THE BLACK FLAME presents intriguing ideas

Recepto Indablog reviews Stanley G. Weinbaum’s legendary tale The Black Flame, while making special mention of Tachyon restored edition.

(Translated poorly from the Spanish by Google Translate)

At the time of his death in December 1935, under his belt with a romance novel and a dozen long stories, mostly published in Wonder Stories and Astounding, which would be added many others, published posthumously in the next four years, and a couple of novels; one of them, “The Black Flame” with a haphazard publishing history.

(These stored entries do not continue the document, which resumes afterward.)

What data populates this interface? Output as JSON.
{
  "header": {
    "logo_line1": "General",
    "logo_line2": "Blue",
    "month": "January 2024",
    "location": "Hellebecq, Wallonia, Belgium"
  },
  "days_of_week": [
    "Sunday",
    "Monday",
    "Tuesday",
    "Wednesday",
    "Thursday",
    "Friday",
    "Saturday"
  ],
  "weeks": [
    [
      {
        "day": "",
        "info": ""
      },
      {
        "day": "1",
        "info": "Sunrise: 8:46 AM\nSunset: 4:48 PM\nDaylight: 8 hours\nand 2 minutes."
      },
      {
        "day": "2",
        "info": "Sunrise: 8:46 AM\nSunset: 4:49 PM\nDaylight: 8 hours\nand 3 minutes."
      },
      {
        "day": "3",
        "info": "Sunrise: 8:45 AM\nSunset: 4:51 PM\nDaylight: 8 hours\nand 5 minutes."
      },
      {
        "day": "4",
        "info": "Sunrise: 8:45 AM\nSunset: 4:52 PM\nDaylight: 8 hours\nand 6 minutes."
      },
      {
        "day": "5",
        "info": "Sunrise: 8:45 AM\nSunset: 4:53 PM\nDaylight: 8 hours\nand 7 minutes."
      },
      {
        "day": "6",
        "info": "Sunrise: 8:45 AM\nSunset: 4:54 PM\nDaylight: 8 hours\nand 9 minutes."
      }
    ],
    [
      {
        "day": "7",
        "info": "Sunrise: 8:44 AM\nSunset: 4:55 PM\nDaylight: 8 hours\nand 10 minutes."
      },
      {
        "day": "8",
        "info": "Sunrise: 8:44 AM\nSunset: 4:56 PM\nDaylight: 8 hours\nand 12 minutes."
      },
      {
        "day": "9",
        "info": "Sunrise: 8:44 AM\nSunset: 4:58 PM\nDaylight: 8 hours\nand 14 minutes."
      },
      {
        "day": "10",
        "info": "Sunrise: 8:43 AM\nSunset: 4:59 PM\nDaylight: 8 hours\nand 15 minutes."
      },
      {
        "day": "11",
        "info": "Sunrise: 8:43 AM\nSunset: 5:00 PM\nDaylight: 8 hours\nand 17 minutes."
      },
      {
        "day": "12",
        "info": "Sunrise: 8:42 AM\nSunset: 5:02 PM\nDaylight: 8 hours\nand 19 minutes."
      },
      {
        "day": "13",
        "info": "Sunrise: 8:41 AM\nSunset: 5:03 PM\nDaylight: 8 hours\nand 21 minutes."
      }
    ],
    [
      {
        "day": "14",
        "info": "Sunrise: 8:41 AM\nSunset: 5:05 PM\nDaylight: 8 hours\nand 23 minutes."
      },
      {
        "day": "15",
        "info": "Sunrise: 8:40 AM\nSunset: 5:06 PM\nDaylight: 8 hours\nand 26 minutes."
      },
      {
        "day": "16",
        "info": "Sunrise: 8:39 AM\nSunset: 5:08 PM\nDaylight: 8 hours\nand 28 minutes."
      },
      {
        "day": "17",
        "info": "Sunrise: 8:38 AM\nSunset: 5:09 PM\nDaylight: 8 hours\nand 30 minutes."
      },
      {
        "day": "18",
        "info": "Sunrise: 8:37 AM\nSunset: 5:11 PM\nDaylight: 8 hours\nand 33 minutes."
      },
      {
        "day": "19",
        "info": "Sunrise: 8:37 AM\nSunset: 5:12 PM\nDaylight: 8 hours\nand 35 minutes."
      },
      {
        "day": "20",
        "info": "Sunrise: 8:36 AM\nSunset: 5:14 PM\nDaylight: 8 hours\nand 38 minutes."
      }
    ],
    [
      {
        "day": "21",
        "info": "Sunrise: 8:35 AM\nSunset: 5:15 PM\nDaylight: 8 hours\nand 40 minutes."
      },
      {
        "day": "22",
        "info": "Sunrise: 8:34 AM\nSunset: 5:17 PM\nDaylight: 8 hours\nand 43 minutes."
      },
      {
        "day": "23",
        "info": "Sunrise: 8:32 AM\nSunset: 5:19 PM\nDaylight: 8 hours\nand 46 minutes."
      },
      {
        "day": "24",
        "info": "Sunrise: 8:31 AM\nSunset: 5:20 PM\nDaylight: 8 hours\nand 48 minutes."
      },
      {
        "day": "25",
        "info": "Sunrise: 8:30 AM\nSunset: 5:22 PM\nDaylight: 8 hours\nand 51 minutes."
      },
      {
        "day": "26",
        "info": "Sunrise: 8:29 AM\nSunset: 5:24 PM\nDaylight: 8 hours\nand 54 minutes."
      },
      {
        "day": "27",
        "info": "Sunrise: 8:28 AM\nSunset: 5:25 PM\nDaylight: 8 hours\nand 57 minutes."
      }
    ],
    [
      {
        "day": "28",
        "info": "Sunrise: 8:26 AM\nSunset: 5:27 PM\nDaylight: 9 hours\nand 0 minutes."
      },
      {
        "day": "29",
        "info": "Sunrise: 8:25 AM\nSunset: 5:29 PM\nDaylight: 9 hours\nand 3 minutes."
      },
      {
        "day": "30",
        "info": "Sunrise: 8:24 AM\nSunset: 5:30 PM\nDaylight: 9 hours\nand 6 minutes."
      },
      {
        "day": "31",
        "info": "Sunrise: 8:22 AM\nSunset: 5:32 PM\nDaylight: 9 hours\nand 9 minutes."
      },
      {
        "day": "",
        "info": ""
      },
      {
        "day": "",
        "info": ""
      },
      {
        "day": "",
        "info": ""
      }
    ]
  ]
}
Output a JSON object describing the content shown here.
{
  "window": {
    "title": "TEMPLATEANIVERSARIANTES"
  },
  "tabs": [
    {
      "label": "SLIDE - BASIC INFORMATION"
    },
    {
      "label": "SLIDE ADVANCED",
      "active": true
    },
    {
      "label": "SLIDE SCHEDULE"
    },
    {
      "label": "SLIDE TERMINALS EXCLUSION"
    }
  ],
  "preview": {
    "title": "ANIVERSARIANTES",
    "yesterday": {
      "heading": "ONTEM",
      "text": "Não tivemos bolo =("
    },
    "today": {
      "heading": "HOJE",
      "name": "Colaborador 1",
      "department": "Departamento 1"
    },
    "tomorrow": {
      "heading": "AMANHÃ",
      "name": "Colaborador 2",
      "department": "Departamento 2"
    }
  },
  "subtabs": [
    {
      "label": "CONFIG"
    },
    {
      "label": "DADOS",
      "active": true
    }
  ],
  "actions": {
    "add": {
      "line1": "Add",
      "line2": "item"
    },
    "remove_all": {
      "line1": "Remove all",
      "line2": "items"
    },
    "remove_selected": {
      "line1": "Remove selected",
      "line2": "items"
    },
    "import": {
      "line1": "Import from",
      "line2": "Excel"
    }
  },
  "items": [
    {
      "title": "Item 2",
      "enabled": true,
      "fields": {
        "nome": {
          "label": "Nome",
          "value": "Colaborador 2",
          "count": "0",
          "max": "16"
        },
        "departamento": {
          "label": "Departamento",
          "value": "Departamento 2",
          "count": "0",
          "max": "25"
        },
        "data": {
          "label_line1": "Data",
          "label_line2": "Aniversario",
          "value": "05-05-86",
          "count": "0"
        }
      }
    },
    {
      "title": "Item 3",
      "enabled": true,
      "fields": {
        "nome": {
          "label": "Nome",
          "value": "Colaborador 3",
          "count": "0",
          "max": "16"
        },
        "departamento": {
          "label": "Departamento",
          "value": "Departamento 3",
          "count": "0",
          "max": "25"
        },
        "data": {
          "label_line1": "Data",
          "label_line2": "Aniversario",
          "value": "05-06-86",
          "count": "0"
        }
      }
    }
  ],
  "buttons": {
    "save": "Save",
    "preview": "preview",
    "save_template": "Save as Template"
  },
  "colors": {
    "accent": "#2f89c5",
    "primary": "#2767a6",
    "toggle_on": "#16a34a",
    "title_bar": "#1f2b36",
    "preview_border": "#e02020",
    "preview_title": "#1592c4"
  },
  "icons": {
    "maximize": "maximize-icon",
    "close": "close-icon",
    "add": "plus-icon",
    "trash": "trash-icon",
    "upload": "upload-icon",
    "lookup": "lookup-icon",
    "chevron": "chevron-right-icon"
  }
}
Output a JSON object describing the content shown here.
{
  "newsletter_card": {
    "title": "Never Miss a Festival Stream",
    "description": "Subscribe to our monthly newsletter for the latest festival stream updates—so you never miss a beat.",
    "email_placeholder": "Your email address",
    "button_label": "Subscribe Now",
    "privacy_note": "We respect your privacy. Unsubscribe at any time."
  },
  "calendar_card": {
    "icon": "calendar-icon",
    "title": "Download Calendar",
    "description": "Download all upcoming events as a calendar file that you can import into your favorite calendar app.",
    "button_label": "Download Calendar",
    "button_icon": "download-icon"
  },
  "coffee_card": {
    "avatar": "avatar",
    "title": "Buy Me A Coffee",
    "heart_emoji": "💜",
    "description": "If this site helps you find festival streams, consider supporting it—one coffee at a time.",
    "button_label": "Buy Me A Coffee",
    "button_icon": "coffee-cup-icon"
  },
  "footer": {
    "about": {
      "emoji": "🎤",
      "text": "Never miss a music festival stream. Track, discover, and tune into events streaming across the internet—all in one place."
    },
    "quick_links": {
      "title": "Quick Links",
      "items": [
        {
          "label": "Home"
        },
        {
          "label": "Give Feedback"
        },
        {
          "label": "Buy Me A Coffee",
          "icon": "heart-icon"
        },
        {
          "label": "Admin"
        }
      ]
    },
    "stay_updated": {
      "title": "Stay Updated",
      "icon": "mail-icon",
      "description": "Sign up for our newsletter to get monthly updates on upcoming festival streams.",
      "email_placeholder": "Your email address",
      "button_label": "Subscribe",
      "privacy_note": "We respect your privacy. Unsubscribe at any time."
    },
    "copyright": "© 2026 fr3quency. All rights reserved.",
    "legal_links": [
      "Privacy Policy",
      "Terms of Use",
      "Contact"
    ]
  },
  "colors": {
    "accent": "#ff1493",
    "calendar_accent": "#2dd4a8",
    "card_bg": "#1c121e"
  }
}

“Black called it” actually consists of two texts, which possibly were never designed a coherent single narrative. On one side is the story “Dawn of Flame” (“Dawn of Flame”), which originally appeared in 1936 in a posthumous commemorative volume that gave title. Subsequently, in January 1939, a short novel, “The Black Flame” (“The black flame”) appeared as a highlight of the first issue of Startling Stories. In 1948, Fantasy Press them together in one volume, with editions in 1953 (Harlequin Books) and 1970 (Avon Books). It is the latter which apparently took as a starting point Labyrinth Library for the Spanish edition of 2006 on which this review is based.

The story of “The Black Flame” does not end there, however. The original text of Weinbaum, which was considered lost (after being stolen from Forrest J. Ackerman, who had obtained it at an auction), reappeared in 1995 in a volume “restored” Tachyon Publications, after being discovered a carbon copy of himself in a chest in possession of a grandson of the author. This version gets additional 18,000 words (about fifty pages).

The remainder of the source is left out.